Leaving Washington to Search for America's Future

WHAT is America's place in the world?

The paralysis over Bosnia underlines how much things have changed since the days of unquestioned United States leadership during the Gulf crisis. July seemed like a good time to explore this country in a new way.

I drove west, across nine northern states to Yellowstone and Glacier Parks, then wove back between the Great Lakes, via Montreal, to a conference on global democracy held in New Hampshire.

The 7,000 miles we covered offered new insights about America's place in the world - and raised intriguing new questions:

* Is there anywhere else in the world that you can drive in one direction for 3,000 miles along excellent roads, with no barriers to your movement? So sparsely peopled - but good people, everywhere.
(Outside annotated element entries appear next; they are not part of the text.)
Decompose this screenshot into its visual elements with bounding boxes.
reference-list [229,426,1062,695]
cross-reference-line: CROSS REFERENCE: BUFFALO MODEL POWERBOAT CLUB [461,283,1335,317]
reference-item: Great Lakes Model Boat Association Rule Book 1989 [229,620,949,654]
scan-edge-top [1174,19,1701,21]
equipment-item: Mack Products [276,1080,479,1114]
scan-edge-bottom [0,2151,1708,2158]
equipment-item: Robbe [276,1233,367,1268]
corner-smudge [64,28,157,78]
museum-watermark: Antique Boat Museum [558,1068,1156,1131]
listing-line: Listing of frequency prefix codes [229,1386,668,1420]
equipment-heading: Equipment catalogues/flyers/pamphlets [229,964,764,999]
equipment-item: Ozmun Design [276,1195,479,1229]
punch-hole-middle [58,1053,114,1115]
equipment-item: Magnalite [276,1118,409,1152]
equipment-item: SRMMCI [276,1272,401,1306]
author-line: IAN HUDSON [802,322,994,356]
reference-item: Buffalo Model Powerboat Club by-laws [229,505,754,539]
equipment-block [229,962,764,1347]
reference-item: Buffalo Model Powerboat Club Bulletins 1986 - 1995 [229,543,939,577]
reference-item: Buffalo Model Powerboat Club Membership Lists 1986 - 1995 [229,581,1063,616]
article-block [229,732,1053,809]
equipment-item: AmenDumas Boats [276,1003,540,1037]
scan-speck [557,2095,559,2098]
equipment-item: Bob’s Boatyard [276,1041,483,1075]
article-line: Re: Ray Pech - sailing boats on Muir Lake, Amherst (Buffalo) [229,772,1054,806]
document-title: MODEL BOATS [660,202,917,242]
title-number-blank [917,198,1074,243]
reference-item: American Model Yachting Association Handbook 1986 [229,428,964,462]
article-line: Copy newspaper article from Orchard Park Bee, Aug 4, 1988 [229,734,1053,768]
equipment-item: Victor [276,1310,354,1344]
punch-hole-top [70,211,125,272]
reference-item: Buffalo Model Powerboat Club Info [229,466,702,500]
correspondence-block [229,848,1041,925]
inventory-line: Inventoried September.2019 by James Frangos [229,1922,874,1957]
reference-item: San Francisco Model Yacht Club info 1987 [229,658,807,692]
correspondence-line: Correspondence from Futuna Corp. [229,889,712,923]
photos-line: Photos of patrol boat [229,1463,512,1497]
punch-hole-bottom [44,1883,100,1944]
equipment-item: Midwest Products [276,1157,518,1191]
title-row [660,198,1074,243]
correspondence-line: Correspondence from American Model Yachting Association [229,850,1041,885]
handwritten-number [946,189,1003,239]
I soared high above the Mississippi on Interstate 90, while local TV broadcasts showed Midwestern communities pulling together to fight the flood.

* A persistent sadness, especially in the West, over the fate of native Americans. I drove through a number of reservations and visited the Museum of the Plains Indian in Browning, Mont.

My knowledge of the encounters between Euro-Americans and native Americans is admittedly small. But it seems that, until a century ago, the US government was doing to native Americans many of the things the Serbs are doing to the Bosnians today. How can we "preach" to others unless we are prepared frankly to discuss our own record?

* What future for the nation-state? In the High Plains, Canadian and American communities seem closer to each other than they do to their national capitals. And the politics of the American states and Canada's vast provinces frequently looms larger than "national" affairs.

So NAFTA may just accelerate an existing shift in importance away from nation states toward both larger and smaller units.

* Quebec moving toward de facto independence. Since the failure of the Meech Lake accord, most Canadians seem to accept Quebec's independence as inevitable. And with a new native-American "country" about to be born in the Canadian north, Canada looks poised to become something new.

Perhaps like Spain, where previously-repressed Catalonia now proudly describes itself as "Catalonia, a country in Spain"? Actually, the Quebeckers don't look ready to accept even that degree in integration with Canada.

* Should the United States government try to export democracy, and how? While dispute raged in Washington over government funding of the National Endowment for Democracy, these issues were hotly discussed by participants in the "Star Island International Affairs Week." C. William Maynes, editor of "Foreign Policy," pointed out that the American system of "winner take all" elections may not, in many cases, be the best system to export.

Specialists on Africa and the Middle East pointed to the need for in-depth understanding of the cultures of other countries, if we are to help them along the road to democracy.

They noted that many people in developing countries question the depth of US commitment to democracy, when for decades our government has propped up leaders like Zaire's President Mobutu Sese Seko, or elitist monarchies in the Arab world.

And there was a good discussion of whether Americans should focus their democratization efforts on those countries whose leaders and people already profess a desire to move in that direction, or on the relatively few hard-line holdouts.

One summer month in North America. It was easy to see, ways outside of Washington's beltway, why Americans have increasingly been turning inward. It was good to hear US citizens' deep concerns for the future of our country and to see that many are trying to reexamine our country's place in the world.